Dans ce que l’armée de l’air américaine d’aujourd’hui reconnaît comme le premier transport aérien de combat de son histoire, le 50e a effectué 13 sorties le jour suivant, perdant trois avions au passage. En début d’après-midi, Goettler et Bleckley décollent. Ils survolent le secteur de la vallée qui leur a été assigné à une altitude de 300 pieds, mais le sous-bois dense rend impossible de voir quoi que ce soit au sol. Le pilote et l’observateur ont toutefois remarqué qu’ils avaient essuyé un feu nourri des collines environnantes, mais pas beaucoup du fond de la vallée. Ils rentrent à la base avec leur DH-4 plein de trous de balles et montrant des signes de problèmes de moteur. Goettler et Bleckley empruntèrent un autre avion et planifièrent leur deuxième mission de la journée.
Tard dans l’après-midi, ils décollèrent, ignorant les avertissements de leur commandant d’escadron selon lesquels une deuxième sortie serait beaucoup plus risquée. Leur intention était de voler le long de la vallée au niveau de la cime des arbres, en attirant délibérément le feu du sol. En observant et en enregistrant soigneusement d’où venait le feu – et d’où il ne venait pas – ils avaient l’intention de localiser le bataillon perdu par processus d’élimination.
Leur premier passage dans la vallée a pris les Allemands par surprise ; le feu au sol était intense mais généralement inefficace. Après avoir effectué ce passage, Goettler et Bleckley étaient à peu près sûrs d’avoir la position de Whittlesey, mais ils ont décidé de faire un dernier passage pour la confirmer. Les coordonnées précises étaient essentielles pour que les Alliés puissent fournir des tirs d’artillerie de soutien sans toucher les Américains. Cette fois, cependant, les Allemands attendaient les pilotes. Lorsque le DH-4 est arrivé à portée, ils ont ouvert le feu, les mitrailleurs allemands sur les crêtes les plus élevées tirant sur l’avion. Le feu intense a criblé le biplan d’au moins 40 impacts de balles, brisant le pare-brise et le tableau de bord de Goettler.

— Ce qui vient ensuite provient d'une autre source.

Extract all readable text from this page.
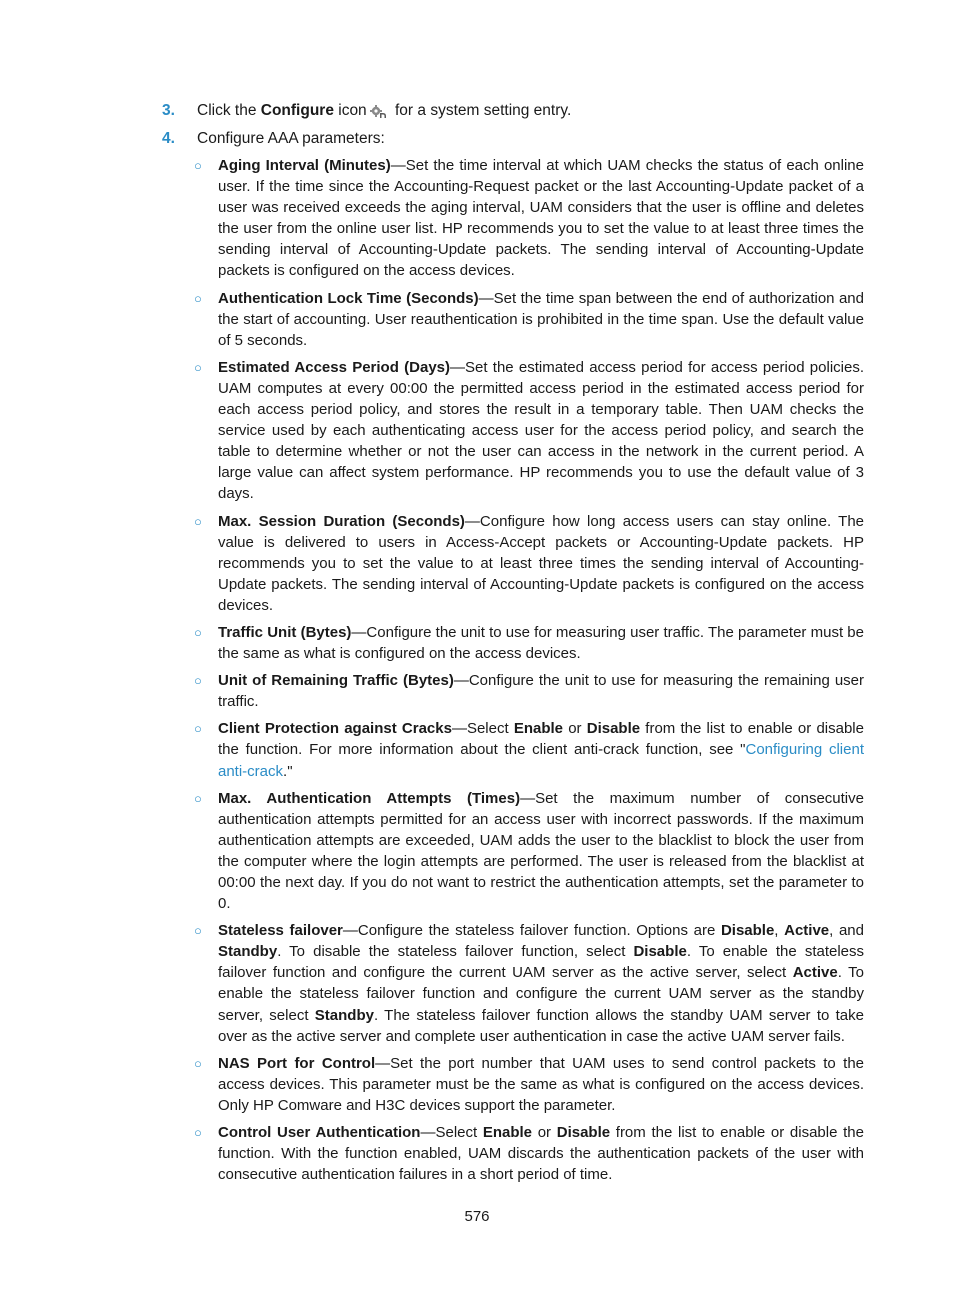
3. Click the Configure icon for a system setting entry.
4. Configure AAA parameters:
○ Aging Interval (Minutes)—Set the time interval at which UAM checks the status of each online user. If the time since the Accounting-Request packet or the last Accounting-Update packet of a user was received exceeds the aging interval, UAM considers that the user is offline and deletes the user from the online user list. HP recommends you to set the value to at least three times the sending interval of Accounting-Update packets. The sending interval of Accounting-Update packets is configured on the access devices.
○ Authentication Lock Time (Seconds)—Set the time span between the end of authorization and the start of accounting. User reauthentication is prohibited in the time span. Use the default value of 5 seconds.
○ Estimated Access Period (Days)—Set the estimated access period for access period policies. UAM computes at every 00:00 the permitted access period in the estimated access period for each access period policy, and stores the result in a temporary table. Then UAM checks the service used by each authenticating access user for the access period policy, and search the table to determine whether or not the user can access in the network in the current period. A large value can affect system performance. HP recommends you to use the default value of 3 days.
○ Max. Session Duration (Seconds)—Configure how long access users can stay online. The value is delivered to users in Access-Accept packets or Accounting-Update packets. HP recommends you to set the value to at least three times the sending interval of Accounting-Update packets. The sending interval of Accounting-Update packets is configured on the access devices.
○ Traffic Unit (Bytes)—Configure the unit to use for measuring user traffic. The parameter must be the same as what is configured on the access devices.
○ Unit of Remaining Traffic (Bytes)—Configure the unit to use for measuring the remaining user traffic.
○ Client Protection against Cracks—Select Enable or Disable from the list to enable or disable the function. For more information about the client anti-crack function, see "Configuring client anti-crack."
○ Max. Authentication Attempts (Times)—Set the maximum number of consecutive authentication attempts permitted for an access user with incorrect passwords. If the maximum authentication attempts are exceeded, UAM adds the user to the blacklist to block the user from the computer where the login attempts are performed. The user is released from the blacklist at 00:00 the next day. If you do not want to restrict the authentication attempts, set the parameter to 0.
○ Stateless failover—Configure the stateless failover function. Options are Disable, Active, and Standby. To disable the stateless failover function, select Disable. To enable the stateless failover function and configure the current UAM server as the active server, select Active. To enable the stateless failover function and configure the current UAM server as the standby server, select Standby. The stateless failover function allows the standby UAM server to take over as the active server and complete user authentication in case the active UAM server fails.
○ NAS Port for Control—Set the port number that UAM uses to send control packets to the access devices. This parameter must be the same as what is configured on the access devices. Only HP Comware and H3C devices support the parameter.
○ Control User Authentication—Select Enable or Disable from the list to enable or disable the function. With the function enabled, UAM discards the authentication packets of the user with consecutive authentication failures in a short period of time.
576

Bien que mortellement blessé par une balle à la tête, Goettler a réussi à relever le nez du DH-4 et à le diriger vers l’ouest. Alors qu’il s’écrase juste à l’intérieur des lignes alliées, Bleckley est projeté à l’écart. Lorsqu’une patrouille française atteint l’épave, Goettler est mort, Bleckley est inconscient et à peine vivant. Il est mort de ses blessures internes avant qu’ils ne puissent l’amener à un poste de secours, mais ses notes sur la carte de la mission ont fourni aux Alliés les informations cruciales pour relever le bataillon perdu.
Goettler et Bleckley ont d’abord reçu des Croix du service distingué à titre posthume, mais un comité de révision de l’armée a amélioré leurs décorations en Médailles d’honneur en 1922. La dépouille de Goettler a été rapatriée aux États-Unis et enterrée au cimetière Graceland de Chicago. Bleckley a été enterré au cimetière américain de Meuse-Argonne, près du village de Romagne-sous-Montfaucon, en France, la dernière demeure de huit autres récipiendaires de la Medal of Honor.